Les ONG environnementales ont salué les avancées de l’assemblée annuelle des Nations unies, en partie consacrée à la COP 21. La Chine, qui annonçait en novembre 2014 le pic de ses émissions pour 2030, va fixer un prix des émissions de CO2 pour les plafonner par un marché de quotas, et donner 2,8 milliards de dollars d’aide aux pays du Sud.

Les États-Unis ont bouclé leur plan de réduction annoncé l’an dernier avec la Chine : 32 % d’émissions de moins pour la période 2005-2030.

Troisième émetteur après ces deux pays, l’Inde veut baisser ses émissions par point de PIB de 33 à 35 % d’ici à 2030. Pas de pic, mais la promesse de porter la part des énergies non fossiles à 40 % de sa production d’électricité, aujourd’hui à 70 % issue du charbon. Enfin, le Brésil a surpris, qui ambitionne, pour 2030, 43 % de réduction de ses émissions par rapport à 2005, 45 % de renouvelables, 32 millions d’hectares de terres agricoles et de forêts restaurées, et la fin de la déforestation illégale.

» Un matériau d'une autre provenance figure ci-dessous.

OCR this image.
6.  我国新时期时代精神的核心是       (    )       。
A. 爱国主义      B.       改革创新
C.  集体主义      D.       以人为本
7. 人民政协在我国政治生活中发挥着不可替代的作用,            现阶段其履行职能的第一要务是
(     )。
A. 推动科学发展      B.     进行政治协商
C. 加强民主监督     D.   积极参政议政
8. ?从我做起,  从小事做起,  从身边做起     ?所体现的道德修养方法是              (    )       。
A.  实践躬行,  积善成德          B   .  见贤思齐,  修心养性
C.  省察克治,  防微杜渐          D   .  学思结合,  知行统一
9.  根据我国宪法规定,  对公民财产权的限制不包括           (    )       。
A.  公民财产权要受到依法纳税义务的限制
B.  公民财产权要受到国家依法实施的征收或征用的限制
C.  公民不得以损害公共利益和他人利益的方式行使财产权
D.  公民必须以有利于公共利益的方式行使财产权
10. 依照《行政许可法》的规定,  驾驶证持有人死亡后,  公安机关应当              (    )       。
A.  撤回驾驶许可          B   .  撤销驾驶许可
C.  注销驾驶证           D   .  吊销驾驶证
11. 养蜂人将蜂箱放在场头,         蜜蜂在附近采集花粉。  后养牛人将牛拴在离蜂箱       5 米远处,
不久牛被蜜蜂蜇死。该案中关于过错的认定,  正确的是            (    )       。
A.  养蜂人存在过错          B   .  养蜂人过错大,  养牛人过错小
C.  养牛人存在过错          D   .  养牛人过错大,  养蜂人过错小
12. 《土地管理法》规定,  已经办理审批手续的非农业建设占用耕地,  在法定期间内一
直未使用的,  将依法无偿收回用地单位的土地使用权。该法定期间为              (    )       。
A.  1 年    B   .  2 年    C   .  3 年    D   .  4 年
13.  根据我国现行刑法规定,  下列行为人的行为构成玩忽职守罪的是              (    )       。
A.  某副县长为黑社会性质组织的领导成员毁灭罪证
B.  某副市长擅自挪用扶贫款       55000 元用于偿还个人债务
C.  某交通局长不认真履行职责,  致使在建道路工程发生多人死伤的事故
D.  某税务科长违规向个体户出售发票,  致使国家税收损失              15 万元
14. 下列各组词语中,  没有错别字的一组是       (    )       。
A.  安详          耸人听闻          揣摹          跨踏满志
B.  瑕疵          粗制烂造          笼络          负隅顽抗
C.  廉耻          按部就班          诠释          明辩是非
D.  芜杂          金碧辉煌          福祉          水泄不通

Lancé fin août, l’appel « Stop crimes climatiques » [^2], signé par une centaine de personnalités internationales, demande encore une fois l’abandon de ces subventions. Mais il va plus loin. Premier du genre, il demande que les acteurs de l’énergie s’engagent à geler les projets d’extraction pour laisser dans le sol 80 % des réserves connues de charbon, de pétrole et de gaz, dont la combustion conduirait à une augmentation de près de 6 °C de la température moyenne de la planète, loin des 2 °C reconnus comme limite pour éviter des basculements climatiques irréversibles [^3]. Cette bataille est cruciale : « Les réserves représentent un profit potentiel pouvant aller jusqu’à 7 000 milliards de dollars », signale Nicolas Haeringer, animateur en France de 350.org. Ce mouvement social mondial dédié à la question climatique a lancé une campagne de pression auprès des investisseurs institutionnels afin qu’ils retirent de leurs portefeuilles de placements les valeurs du secteur du charbon, l’énergie fossile la plus polluante.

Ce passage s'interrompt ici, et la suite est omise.